While the instruction was not prejudicial to defendant, there being ample evidence otherwise of premeditation and intent, it is, to my mind, an incorrect statement of the law. To hold that a defendant charged with murder in the first degree may not offer relevant and competent expert psychiatric opinion testimony on the issues of premeditation and specific intent is to violate the defendant's constitutional right to present evidence. Washington v. Texas, 388 U.S. 14, 18-19, 87 S. Ct. 1920, 1922-23, 18 L. Ed. 2d 1019 (1967); Hughes v. Mathews, 576 F.2d 1250, 1255-56 (7th Cir.1978), cert. dismissed sub nom. Israel, Warden v. Hughes, 439 U.S. 801, 99 S. Ct. 43, 58 L. Ed. 2d 94 (1978).

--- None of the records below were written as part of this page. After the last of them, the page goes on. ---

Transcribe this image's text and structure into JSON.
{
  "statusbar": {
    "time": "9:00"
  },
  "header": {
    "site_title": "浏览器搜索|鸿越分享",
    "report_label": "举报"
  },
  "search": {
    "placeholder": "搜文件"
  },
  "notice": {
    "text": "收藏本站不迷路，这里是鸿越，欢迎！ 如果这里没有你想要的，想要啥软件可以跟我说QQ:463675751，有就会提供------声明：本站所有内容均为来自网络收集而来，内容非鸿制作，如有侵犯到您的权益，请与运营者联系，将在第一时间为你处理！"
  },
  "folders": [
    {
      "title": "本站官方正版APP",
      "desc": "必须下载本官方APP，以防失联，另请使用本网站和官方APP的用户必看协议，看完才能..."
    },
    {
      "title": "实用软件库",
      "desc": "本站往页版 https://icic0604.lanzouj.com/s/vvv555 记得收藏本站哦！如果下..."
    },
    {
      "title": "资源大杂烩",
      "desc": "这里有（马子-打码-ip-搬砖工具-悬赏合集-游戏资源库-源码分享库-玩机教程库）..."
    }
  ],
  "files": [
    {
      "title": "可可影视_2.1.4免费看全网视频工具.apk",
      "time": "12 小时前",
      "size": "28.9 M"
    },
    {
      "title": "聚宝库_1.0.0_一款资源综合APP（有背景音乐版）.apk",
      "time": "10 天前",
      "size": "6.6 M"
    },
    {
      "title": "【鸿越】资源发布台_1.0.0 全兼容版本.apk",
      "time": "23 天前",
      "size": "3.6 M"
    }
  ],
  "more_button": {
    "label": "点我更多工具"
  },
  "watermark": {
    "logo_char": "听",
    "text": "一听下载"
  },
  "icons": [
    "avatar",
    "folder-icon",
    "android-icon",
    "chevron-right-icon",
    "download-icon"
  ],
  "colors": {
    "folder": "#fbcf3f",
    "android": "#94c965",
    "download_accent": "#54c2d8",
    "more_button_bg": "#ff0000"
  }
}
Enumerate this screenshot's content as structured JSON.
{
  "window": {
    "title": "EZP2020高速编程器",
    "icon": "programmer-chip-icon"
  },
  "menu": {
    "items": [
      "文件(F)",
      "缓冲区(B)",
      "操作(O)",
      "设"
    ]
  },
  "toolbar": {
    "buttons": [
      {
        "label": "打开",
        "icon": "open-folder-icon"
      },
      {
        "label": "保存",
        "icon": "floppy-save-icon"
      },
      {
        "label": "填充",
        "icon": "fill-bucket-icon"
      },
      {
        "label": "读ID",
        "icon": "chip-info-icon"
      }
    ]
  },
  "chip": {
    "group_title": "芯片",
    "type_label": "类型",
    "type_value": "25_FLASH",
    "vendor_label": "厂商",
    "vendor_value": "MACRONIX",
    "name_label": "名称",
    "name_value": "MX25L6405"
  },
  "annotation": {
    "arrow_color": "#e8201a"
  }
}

I also strongly disapprove of the majority's wholesale amendment of the Rules of Criminal Procedure with regard to the trial of criminal cases where the defendant has entered a plea of not guilty by reason of mental illness but has not elected to bifurcate the trial as provided by Minn.R.Crim.P. 20. The new untested procedure will not only compound the confusion, as Justice Scott notes in his special concurrence, it will confound the criminal law bar, whose members have a right to expect that an amendment of such magnitude would go through the Criminal Rules Committee charged with monitoring those rules and be the subject of hearing and debate before this court before adoption.


[1] The availability of witnesses may require that some appear out of order. The trial court can manage this problem by properly advising the jury as to which stage of the proceedings it is appropriate for them to consider the evidence offered.